The 10 a.m. meeting began with CSEA workers asking county board members why contract negotiations have taken so long.

``Why is it that every time we have a new contract, it seems to take a year to get started on negotiations?'' asked Gary Washburn, of the county's Information Technologies Department.

About 12 CESA workers crowded in the doorway to watch as Washburn and James Ganio, also an IT employee, urged the county board to make a new contract offer.

The number of workers at the meeting might have been much larger but for a memorandum sent to department heads Tuesday afternoon by Jennie Ghlia, the county's personnel director.

``There has been a `rumor' going around that several of the CSEA employees plan on taking their breaks tomorrow at 10 a.m. so that they can attend the board meeting and question the board about contract negotiations,'' she wrote.

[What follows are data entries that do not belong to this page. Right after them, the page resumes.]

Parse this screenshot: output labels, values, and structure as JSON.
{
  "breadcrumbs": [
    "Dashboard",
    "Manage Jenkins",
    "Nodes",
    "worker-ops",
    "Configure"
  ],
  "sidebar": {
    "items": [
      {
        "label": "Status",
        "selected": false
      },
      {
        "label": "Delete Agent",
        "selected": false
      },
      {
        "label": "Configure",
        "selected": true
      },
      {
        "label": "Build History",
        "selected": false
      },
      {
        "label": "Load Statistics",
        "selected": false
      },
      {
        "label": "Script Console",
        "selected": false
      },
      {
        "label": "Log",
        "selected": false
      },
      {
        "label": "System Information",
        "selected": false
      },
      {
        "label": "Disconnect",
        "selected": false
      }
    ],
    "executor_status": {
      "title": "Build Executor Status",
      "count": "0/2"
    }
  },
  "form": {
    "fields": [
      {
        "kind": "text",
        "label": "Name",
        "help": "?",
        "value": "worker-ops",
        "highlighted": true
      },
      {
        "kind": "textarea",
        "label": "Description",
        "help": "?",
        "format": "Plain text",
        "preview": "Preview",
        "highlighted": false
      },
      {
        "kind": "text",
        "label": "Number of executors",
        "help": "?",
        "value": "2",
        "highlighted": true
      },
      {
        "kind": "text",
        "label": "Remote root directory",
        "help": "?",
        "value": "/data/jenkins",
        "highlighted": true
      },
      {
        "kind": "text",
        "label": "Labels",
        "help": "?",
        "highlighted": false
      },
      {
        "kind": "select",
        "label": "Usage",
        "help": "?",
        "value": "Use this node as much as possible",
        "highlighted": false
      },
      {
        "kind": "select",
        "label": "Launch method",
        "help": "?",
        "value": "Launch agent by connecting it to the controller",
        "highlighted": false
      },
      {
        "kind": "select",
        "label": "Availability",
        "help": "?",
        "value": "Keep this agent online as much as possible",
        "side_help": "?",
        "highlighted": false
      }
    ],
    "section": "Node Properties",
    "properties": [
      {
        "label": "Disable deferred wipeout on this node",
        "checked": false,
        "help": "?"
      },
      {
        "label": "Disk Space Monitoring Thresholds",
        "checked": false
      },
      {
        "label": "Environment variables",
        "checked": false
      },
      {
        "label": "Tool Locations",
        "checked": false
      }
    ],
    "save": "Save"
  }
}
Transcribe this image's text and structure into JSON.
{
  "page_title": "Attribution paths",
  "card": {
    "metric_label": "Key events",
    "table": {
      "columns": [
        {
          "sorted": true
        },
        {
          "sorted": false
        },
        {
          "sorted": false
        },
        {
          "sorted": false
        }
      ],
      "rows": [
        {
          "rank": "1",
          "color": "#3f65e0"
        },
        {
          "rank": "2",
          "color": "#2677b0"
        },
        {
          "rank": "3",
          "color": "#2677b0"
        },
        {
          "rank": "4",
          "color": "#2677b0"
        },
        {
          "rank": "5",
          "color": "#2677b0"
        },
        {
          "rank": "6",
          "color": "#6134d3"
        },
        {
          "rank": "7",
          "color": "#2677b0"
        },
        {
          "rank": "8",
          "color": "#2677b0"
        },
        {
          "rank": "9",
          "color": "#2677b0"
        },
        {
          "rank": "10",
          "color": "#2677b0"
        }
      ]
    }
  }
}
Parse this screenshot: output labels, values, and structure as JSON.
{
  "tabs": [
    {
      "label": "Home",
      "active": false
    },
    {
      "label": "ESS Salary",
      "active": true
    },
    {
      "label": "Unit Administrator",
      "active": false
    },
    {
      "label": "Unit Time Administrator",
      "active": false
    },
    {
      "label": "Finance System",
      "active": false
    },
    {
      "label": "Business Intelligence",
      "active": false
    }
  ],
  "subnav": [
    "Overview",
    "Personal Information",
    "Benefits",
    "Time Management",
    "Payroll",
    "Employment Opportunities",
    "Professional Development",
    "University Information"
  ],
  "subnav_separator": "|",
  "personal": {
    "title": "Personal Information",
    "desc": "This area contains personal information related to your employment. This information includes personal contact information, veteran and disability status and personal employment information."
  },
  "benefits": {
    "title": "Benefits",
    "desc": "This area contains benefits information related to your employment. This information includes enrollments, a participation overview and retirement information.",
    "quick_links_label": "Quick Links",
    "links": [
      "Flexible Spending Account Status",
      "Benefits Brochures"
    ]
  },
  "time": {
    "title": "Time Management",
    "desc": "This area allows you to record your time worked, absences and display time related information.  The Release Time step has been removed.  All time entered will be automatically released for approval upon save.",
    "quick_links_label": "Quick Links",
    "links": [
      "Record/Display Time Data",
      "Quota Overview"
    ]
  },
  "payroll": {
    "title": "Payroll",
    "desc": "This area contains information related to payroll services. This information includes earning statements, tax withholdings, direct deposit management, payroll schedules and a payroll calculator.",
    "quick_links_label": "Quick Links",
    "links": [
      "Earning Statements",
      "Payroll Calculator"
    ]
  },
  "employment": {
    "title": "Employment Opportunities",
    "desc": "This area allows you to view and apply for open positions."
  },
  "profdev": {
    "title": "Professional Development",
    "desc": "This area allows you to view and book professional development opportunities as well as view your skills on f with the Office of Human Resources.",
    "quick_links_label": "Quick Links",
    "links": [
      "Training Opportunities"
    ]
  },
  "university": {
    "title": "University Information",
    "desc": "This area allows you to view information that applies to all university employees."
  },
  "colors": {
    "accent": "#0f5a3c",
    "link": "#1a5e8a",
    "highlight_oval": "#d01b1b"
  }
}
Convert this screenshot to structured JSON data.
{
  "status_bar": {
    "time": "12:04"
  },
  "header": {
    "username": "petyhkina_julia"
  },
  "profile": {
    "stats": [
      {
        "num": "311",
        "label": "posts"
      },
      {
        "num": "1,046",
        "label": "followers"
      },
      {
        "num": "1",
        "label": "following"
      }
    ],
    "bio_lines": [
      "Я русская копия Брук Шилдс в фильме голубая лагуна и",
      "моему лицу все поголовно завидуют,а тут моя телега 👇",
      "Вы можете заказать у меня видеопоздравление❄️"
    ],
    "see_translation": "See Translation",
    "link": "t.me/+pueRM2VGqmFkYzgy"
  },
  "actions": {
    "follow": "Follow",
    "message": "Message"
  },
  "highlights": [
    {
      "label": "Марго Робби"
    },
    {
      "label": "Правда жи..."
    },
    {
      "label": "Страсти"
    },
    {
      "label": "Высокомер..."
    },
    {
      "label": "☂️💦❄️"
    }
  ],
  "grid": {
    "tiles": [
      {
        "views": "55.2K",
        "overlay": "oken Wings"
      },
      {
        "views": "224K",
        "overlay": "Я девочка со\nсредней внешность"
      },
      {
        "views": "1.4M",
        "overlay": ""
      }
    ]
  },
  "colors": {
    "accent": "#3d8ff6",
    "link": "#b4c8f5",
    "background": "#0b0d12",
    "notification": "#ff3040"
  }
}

``I have spoken with our legal counsel and it has been recommended that department heads not allow employees to deviate from their normally scheduled break time tomorrow,'' she continued in the memo.

Asked about the memorandum Wednesday, Ghlia said the counsel she was referring to is John Corcoran of Syracuse, the county's labor negotiator.

The county's approximately 500 CSEA workers have been working without a contract since Jan. 1, 2007.

Last fall, the two sides reached a tentative agreement to grant union members a five-year contract with a 5 percent raise this year and 3 percent raises for 2009, 2010 and 2111. There would have been no raise for 2007, although employees would have been given retroactive bonuses of $300.

In October, however, the proposal was rejected by union members.

A negotiating session in March was unproductive, but later this month, Kevin Flanigan of the state Public Employment Relations Board is scheduled to meet with union negotiators to see if further bargaining sessions might bring progress.

Alternatively, Corcoran has said, the county is ready to have a state fact-finder appointed to offer his or her written assessment of how to resolve the impasse.

Board rejects raise; timing cited

As Wednesday's meeting progressed, the state of negotiations pervaded other issues. When county Treasurer Myrna Thayne requested that Deputy Treasurer Carol McGovern's salary be raised from about $36,000 to $40,000 a year, Rep. Stephen Fournier, R-Milford, objected because of the timing, noting the board had not acted on other requests for raises earlier this year.

Rep. Keith McCarty, R-Springfield, said, ``I'm not arguing a raise isn't deserved, but I don't think now is the time to do it. It's not fair to make some people wait a year and a half for a raise when they all think they deserve it.''

Rep. Scott Harrington, R-Oneonta, argued against making an exception and granting the raise, saying he was troubled by the board's ``lack of consistency,'' a point that Rep. Cathy Rothenberger, D-Oneonta, agreed with.

Thayne noted that her department has operated with just one deputy treasurer since the first of the year, after Joseph Charity resigned.

``We've gone from 14 to 11 employees,'' she said. ``I'm not trying to build an empire here, but I would like to bring this department into the 21st century.''

Ultimately, however, the board rejected the request by a weighted vote of 3,390 to 2,777, with Reps. Kathy Clark, R-Otego; Richard Murphy, D-Oneonta; Marti Stayton, D-Oneonta; Katherine Stuligross, D-Oneonta; Fournier, Rothenberger, McCarty and Harrington voting against it.